Multilevel Feedback Queue

  • processes move between the various queues
  • a multilevel feedback queue is characterized by
    • number of queues
    • scheduling algorithm for each queue
    • method used to determine when to upgrade a process
    • method used to determine when to demote a process
    • method used to determine on which queue a process begins (each time it returns to the ready state)
  • example:
    • 3 queues
    • fixed priority based on length of CPU burst
    • RR for 1st queue, FCFS for last queue
    • each process begins on top queue (quantum = 8)

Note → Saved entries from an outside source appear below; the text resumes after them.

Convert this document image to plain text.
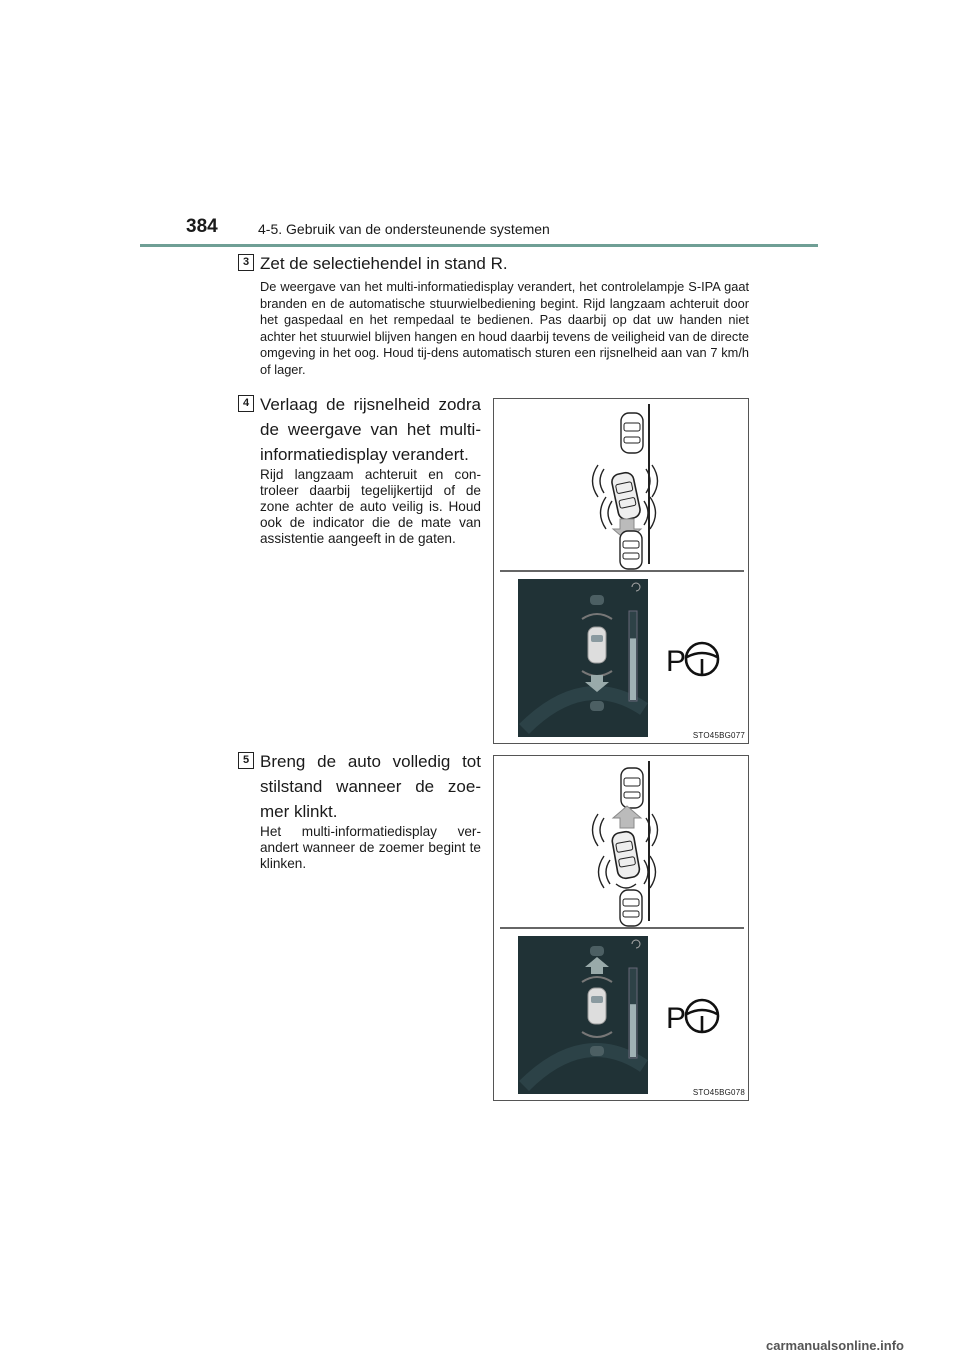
384	4-5. Gebruik van de ondersteunende systemen
3 Zet de selectiehendel in stand R.
De weergave van het multi-informatiedisplay verandert, het controlelampje S-IPA gaat branden en de automatische stuurwielbediening begint. Rijd langzaam achteruit door het gaspedaal en het rempedaal te bedienen. Pas daarbij op dat uw handen niet achter het stuurwiel blijven hangen en houd daarbij tevens de veiligheid van de directe omgeving in het oog. Houd tij-dens automatisch sturen een rijsnelheid aan van 7 km/h of lager.
4 Verlaag de rijsnelheid zodra de weergave van het multi-informatiedisplay verandert.
Rijd langzaam achteruit en con-troleer daarbij tegelijkertijd of de zone achter de auto veilig is. Houd ook de indicator die de mate van assistentie aangeeft in de gaten.
5 Breng de auto volledig tot stilstand wanneer de zoe-mer klinkt.
Het multi-informatiedisplay ver-andert wanneer de zoemer begint te klinken.
P
STO45BG077
P
STO45BG078
carmanualsonline.info
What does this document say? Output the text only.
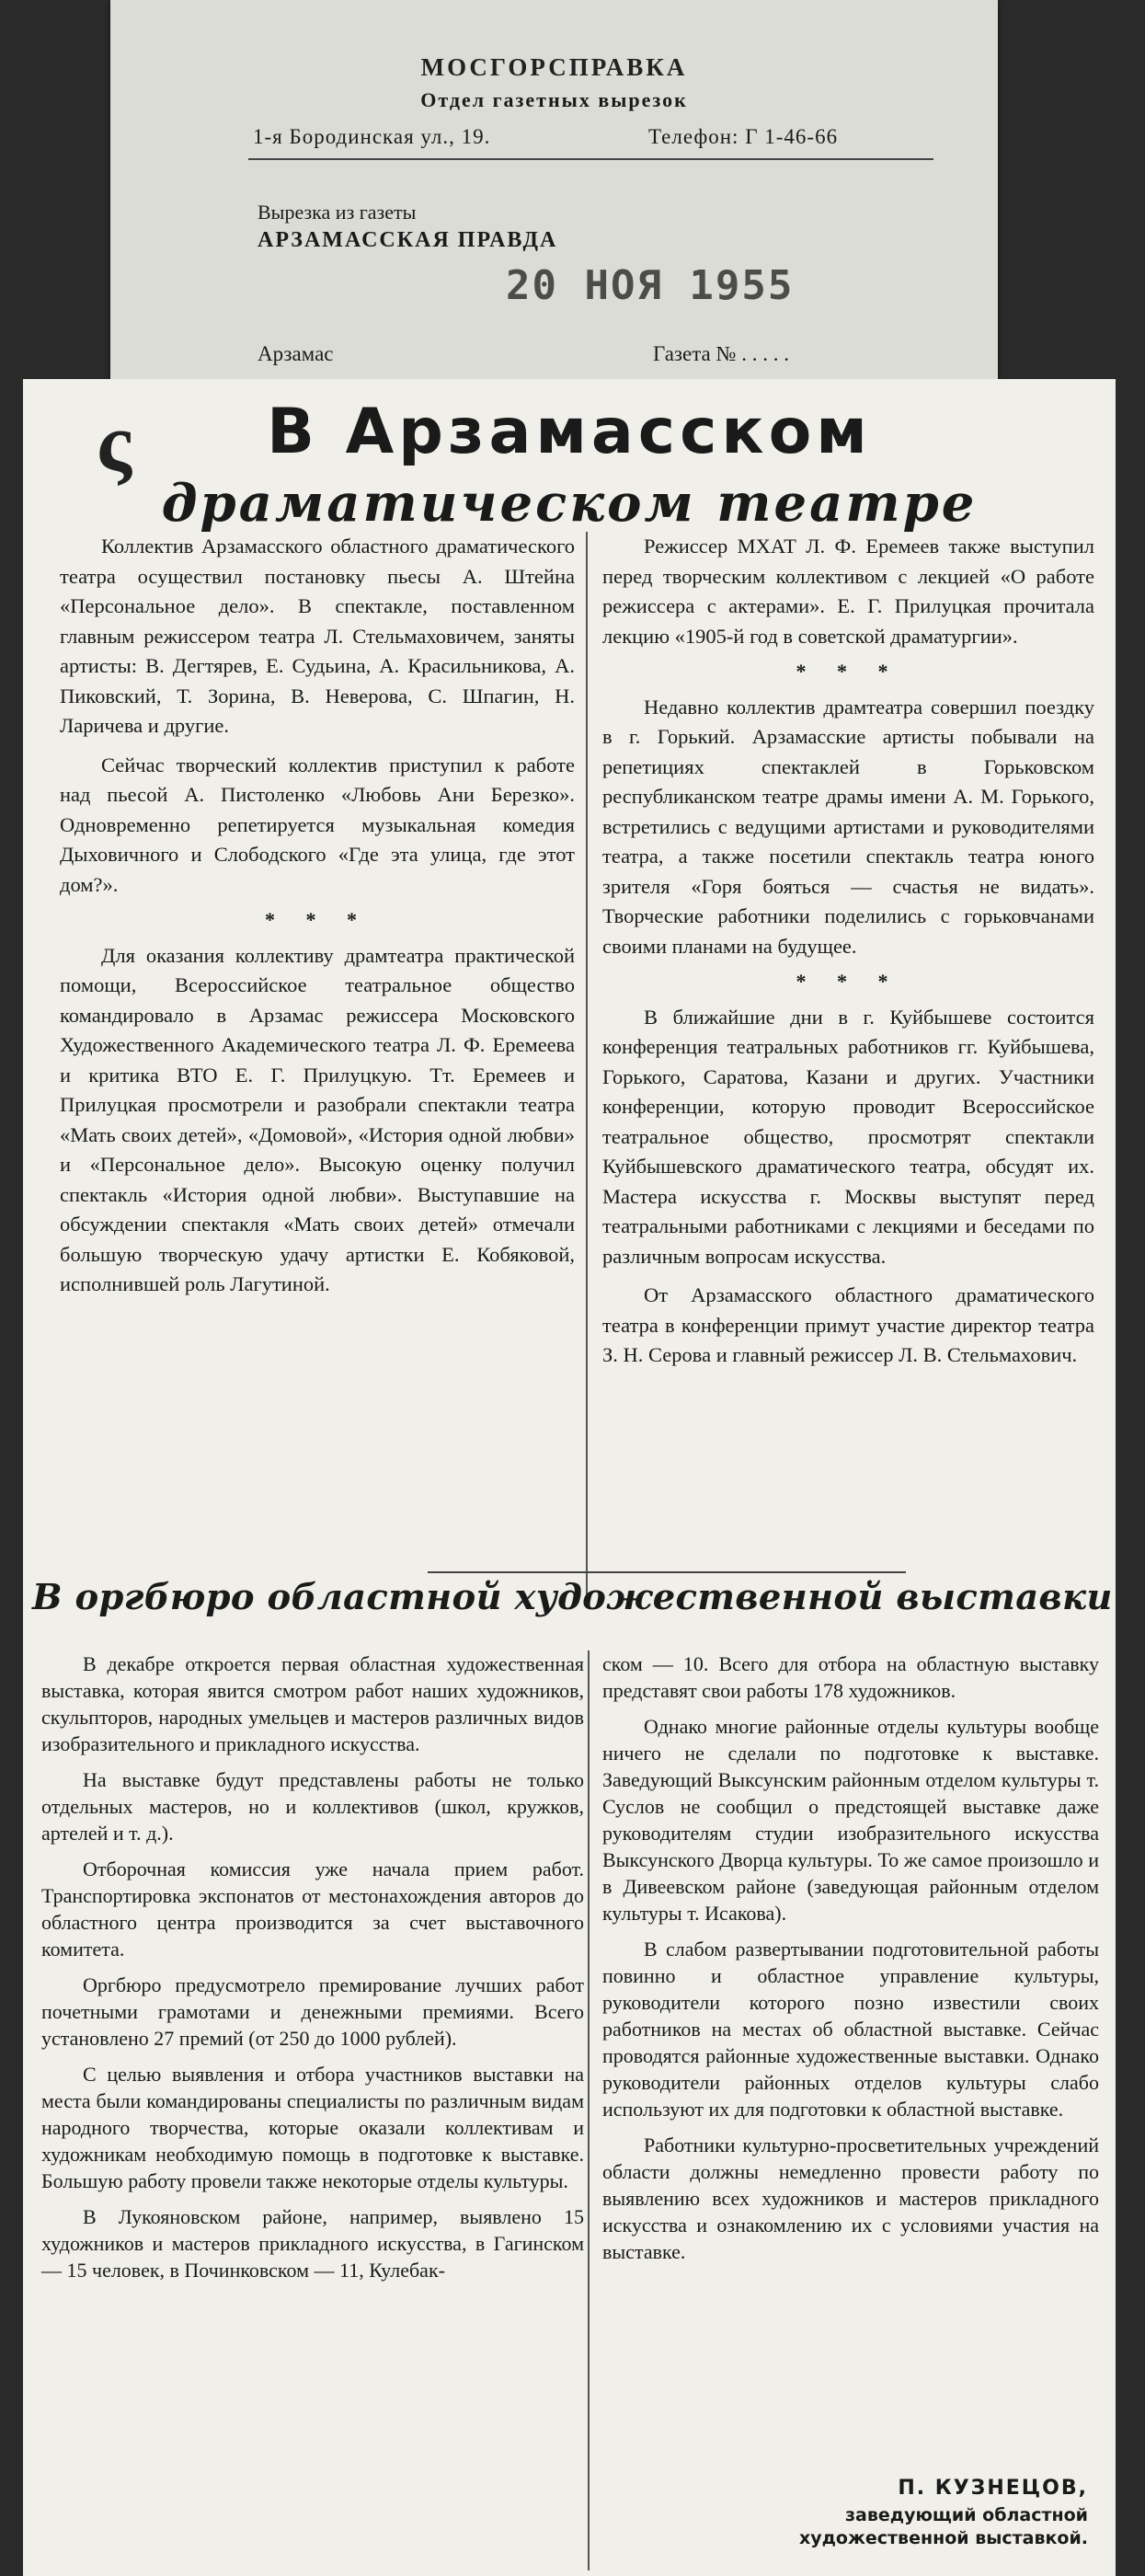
МОСГОРСПРАВКА
Отдел газетных вырезок
1-я Бородинская ул., 19.	Телефон: Г 1-46-66
Вырезка из газеты
АРЗАМАССКАЯ ПРАВДА
20 НОЯ 1955
Арзамас	Газета № . . . . .
ς	В Арзамасском
драматическом театре

Коллектив Арзамасского областного драматического театра осуществил постановку пьесы А. Штейна «Персональное дело». В спектакле, поставленном главным режиссером театра Л. Стельмаховичем, заняты артисты: В. Дегтярев, Е. Судьина, А. Красильникова, А. Пиковский, Т. Зорина, В. Неверова, С. Шпагин, Н. Ларичева и другие.

Сейчас творческий коллектив приступил к работе над пьесой А. Пистоленко «Любовь Ани Березко». Одновременно репетируется музыкальная комедия Дыховичного и Слободского «Где эта улица, где этот дом?».

* * *

Для оказания коллективу драмтеатра практической помощи, Всероссийское театральное общество командировало в Арзамас режиссера Московского Художественного Академического театра Л. Ф. Еремеева и критика ВТО Е. Г. Прилуцкую. Тт. Еремеев и Прилуцкая просмотрели и разобрали спектакли театра «Мать своих детей», «Домовой», «История одной любви» и «Персональное дело». Высокую оценку получил спектакль «История одной любви». Выступавшие на обсуждении спектакля «Мать своих детей» отмечали большую творческую удачу артистки Е. Кобяковой, исполнившей роль Лагутиной.

Режиссер МХАТ Л. Ф. Еремеев также выступил перед творческим коллективом с лекцией «О работе режиссера с актерами». Е. Г. Прилуцкая прочитала лекцию «1905-й год в советской драматургии».

* * *

Недавно коллектив драмтеатра совершил поездку в г. Горький. Арзамасские артисты побывали на репетициях спектаклей в Горьковском республиканском театре драмы имени А. М. Горького, встретились с ведущими артистами и руководителями театра, а также посетили спектакль театра юного зрителя «Горя бояться — счастья не видать». Творческие работники поделились с горьковчанами своими планами на будущее.

* * *

В ближайшие дни в г. Куйбышеве состоится конференция театральных работников гг. Куйбышева, Горького, Саратова, Казани и других. Участники конференции, которую проводит Всероссийское театральное общество, просмотрят спектакли Куйбышевского драматического театра, обсудят их. Мастера искусства г. Москвы выступят перед театральными работниками с лекциями и беседами по различным вопросам искусства.

От Арзамасского областного драматического театра в конференции примут участие директор театра З. Н. Серова и главный режиссер Л. В. Стельмахович.

В оргбюро областной художественной выставки

В декабре откроется первая областная художественная выставка, которая явится смотром работ наших художников, скульпторов, народных умельцев и мастеров различных видов изобразительного и прикладного искусства.

На выставке будут представлены работы не только отдельных мастеров, но и коллективов (школ, кружков, артелей и т. д.).

Отборочная комиссия уже начала прием работ. Транспортировка экспонатов от местонахождения авторов до областного центра производится за счет выставочного комитета.

Оргбюро предусмотрело премирование лучших работ почетными грамотами и денежными премиями. Всего установлено 27 премий (от 250 до 1000 рублей).

С целью выявления и отбора участников выставки на места были командированы специалисты по различным видам народного творчества, которые оказали коллективам и художникам необходимую помощь в подготовке к выставке. Большую работу провели также некоторые отделы культуры.

В Лукояновском районе, например, выявлено 15 художников и мастеров прикладного искусства, в Гагинском — 15 человек, в Починковском — 11, Кулебак-

ском — 10. Всего для отбора на областную выставку представят свои работы 178 художников.

Однако многие районные отделы культуры вообще ничего не сделали по подготовке к выставке. Заведующий Выксунским районным отделом культуры т. Суслов не сообщил о предстоящей выставке даже руководителям студии изобразительного искусства Выксунского Дворца культуры. То же самое произошло и в Дивеевском районе (заведующая районным отделом культуры т. Исакова).

В слабом развертывании подготовительной работы повинно и областное управление культуры, руководители которого позно известили своих работников на местах об областной выставке. Сейчас проводятся районные художественные выставки. Однако руководители районных отделов культуры слабо используют их для подготовки к областной выставке.

Работники культурно-просветительных учреждений области должны немедленно провести работу по выявлению всех художников и мастеров прикладного искусства и ознакомлению их с условиями участия на выставке.

П. КУЗНЕЦОВ,
заведующий областной художественной выставкой.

    (regenerated from [OSC8] Fig. 5.7 on p. 198)
    (regenerated from [OSCJ8] Fig. 5.7 on p. 208)

Algorithm Evaluation

  • which algorithm should be used in a particular system?
  • how should the parameters (e.g., q, number of levels) be defined?
  • on which criteria do we base our decisions?

Four approaches to evaluation

  • deterministic modeling
  • queue models
  • simulation
  • implementation

Deterministic modeling

  • define a workload and compare it across algorithms
  • simple to execute and results in distinct values to compare
  • however, the results apply only to that case and cannot be generalized
  • a set of workload scenarios with varying characteristics can be defined and analyzed
  • must be careful about any conclusion drawn

Queuing models

  • n = average queue length
  • W = average waiting time in the queue
  • λ = average arrival rate
  • Little's Formula: n = λ * W
  • Little's formula can be applied to the CPU and ready queue, or the wait queue for any device
  • values can be obtained by measuring a real system over time and mathematically estimating
  • the estimates are not always accurate due to:
    • complicated algorithms
    • assumptions
  • therefore, the queuing model may not reflect reality to the level needed


    [OSC8] A. Silberschatz, P.B. Galvin, and G. Gagne. Operating Systems Concepts. John Wiley and Sons, Inc., Eighth edition, 2009.
    [OSCJ8] A. Silberschatz, P.B. Galvin, and G. Gagne. Operating Systems Concepts with Java. John Wiley and Sons, Inc., Eighth edition, 2010.